His words shut down anything I had been about to say. He knew. Oh God. He knew.

“What paternity test?” My question came out as a whisper.

“The one I scheduled to see if the baby is mine.” He said it so matter-of-factly. As if he were speaking to a stranger about the weather.

“I don’t need a test,” I told him.

“I do.”

“I’m not pregnant,” I lied.

“I’m not here to listen to more of your lies, Haisley. I need to know if the baby is mine.”

My lies? I hadn’t lied to him. I had broken things off with him in a very brutal way, but my actions had been forced upon me by his friends. I wasn’t a liar though.

“Fine. But this is pointless. I’m not getting an abortion.” I held my shoulders back and stood as tall as I could as I looked up at him, determined not to let him see my fear.

He frowned. “I’m not asking you to. I am simply here to find out who the father is. I can’t trust the words that come out of your mouth. So, I need proof.”

God, he was infuriating. I’d slept with him not once, but three times. I’d been completely infatuated with him. And all along, he was in the Mafia. Never telling me. Making me believe he was this great guy. Not someone who killed and did God knew what else. I wasn’t very informed on Mafia business. Maybe I should be since I was having a kid whose father was a part of it. If there was a liar here, then it was him.

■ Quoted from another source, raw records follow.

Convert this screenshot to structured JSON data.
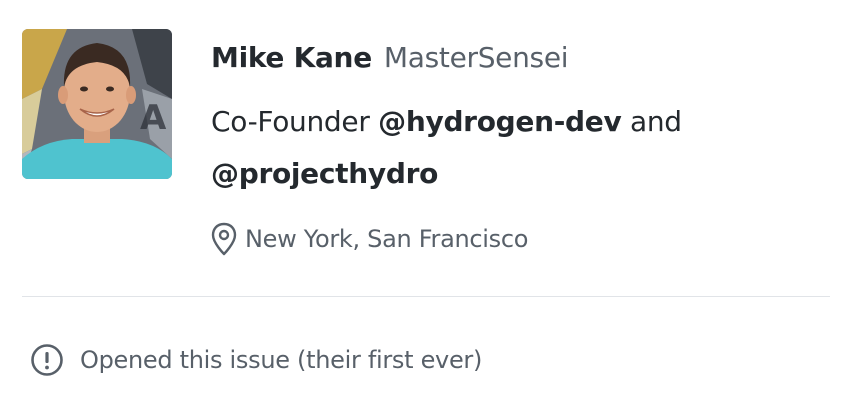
{
  "user": {
    "name": "Mike Kane",
    "login": "MasterSensei",
    "bio_prefix": "Co-Founder ",
    "bio_mention_1": "@hydrogen-dev",
    "bio_mid": " and ",
    "bio_mention_2": "@projecthydro",
    "location": "New York, San Francisco",
    "location_icon": "location-pin-icon"
  },
  "footer": {
    "text": "Opened this issue (their first ever)",
    "icon": "issue-opened-icon"
  }
}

“Why? I didn’t ask for anything from you. I didn’t come tell you. I didn’t make any demands at all. Why do you need to know?”

He shrugged. He actually shrugged, as if he didn’t know. I was pregnant, and he was shrugging.

Asshole. GOD! How had I been so blind?

Oh, right … he was too damn pretty, and I was an idiot.

“My truck is this way,” he informed me. “Let’s go.”

I didn’t move. “I don’t have money for this. Medicaid isn’t going to cover a paternity test.”

He looked at me as if he were bored. That stung. I didn’t want to admit it, but it was painful. Being near him was painful.

“I’m the one who scheduled it. I am paying for it. Now, let’s go.”

“What are they going to do? Will it hurt the baby?” I asked, not moving in his direction.

He looked annoyed. I did not care. I wasn’t doing this if it was something that would hurt my baby.

“They take your blood, swab my cheek, and we have results back in about a week,” he replied.

That was it? They could tell that easily?

I stood there for a moment more, then finally gave in because it was clear Saxon wasn’t going to let it go. I knew the baby was his. He was the only guy I’d ever slept with. Of course, I hadn’t told him that because then I’d have had to tell him why there was no hymen to break through. My past wasn’t something I shared easily—or at all.

I hoped he had to pay a lot for this stupid test.

He didn’t open the truck door for me, but walked around and climbed inside the driver’s side. I’d been in this truck many times, and each time, he’d opened my door. The guy who had been interested in me was gone. In his place was this guy. The one who believed the worst in me. I was tired of being discarded by people in my life. My biological father, whoever he was; my brother, who hadn’t even tried to get in touch with me; my mom. And although I had shut Saxon out, having him treat me this way felt like being discarded.